What the data doesn't tell you
Pharmacy is in a transitional period. The median salary ($136,030) still looks strong, but it hasn't grown meaningfully in a decade while PharmD tuition has doubled. The graduates who fare best financially are those who attend in-state public programs (minimizing debt), pursue residency for hospital/clinical positions (better working conditions), or target specialty areas where demand outstrips supply (oncology, transplant, critical care). The graduates who struggle are those who take $200K+ in private school debt for a retail chain position at $125K.
See the full salary picture
Percentile breakdown, cost of living, rent burden, and purchasing power for pharmacistss in every metro.
View Pharmacists salaries →Frequently asked questions
How much does a pharmacists make?▼
The median pharmacists salary in the United States is $140,910 per year ($68/hour). Entry-level positions start around $99,290, while experienced professionals earn up to $174,230.
What education do you need to become a pharmacist?▼
Most pharmacists positions require Doctoral or professional degree. Requirements vary by state and employer.
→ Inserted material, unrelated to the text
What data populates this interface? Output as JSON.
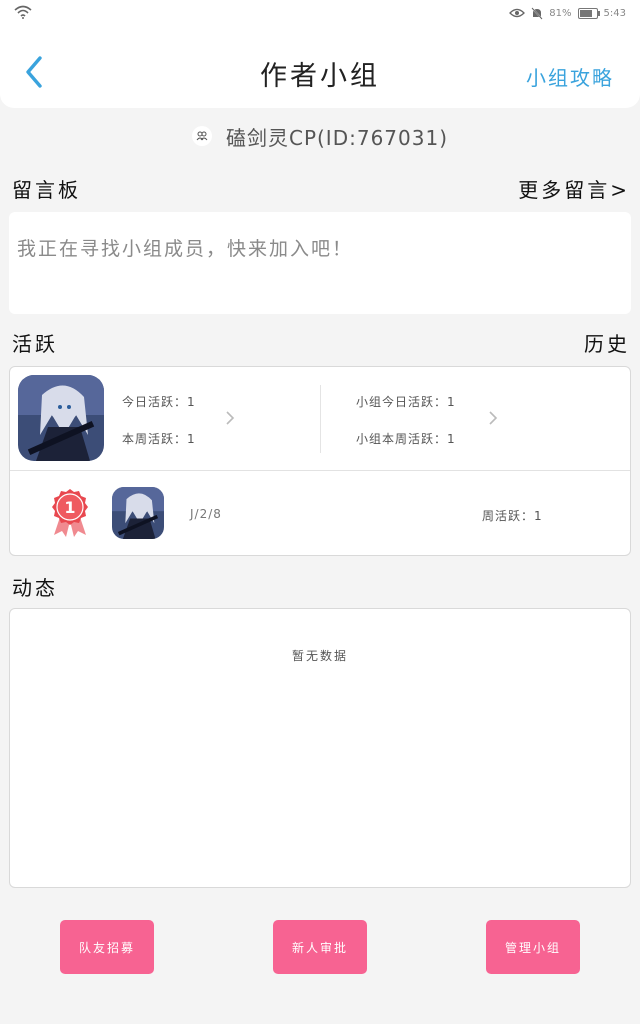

Check with your state's licensing board for specific requirements.
What is the job outlook for pharmacists?▼
Employment of pharmacists is projected to grow -0.7% over the next decade, with approximately 210 annual openings. This is about average for all occupations.
What are the highest paying states for pharmacists?▼
The highest paying states for pharmacists are Alaska ($167,310), Oregon ($165,960), California ($164,610), Hawaii ($163,220), Washington ($160,610). Salaries vary significantly by location due to cost of living and local demand.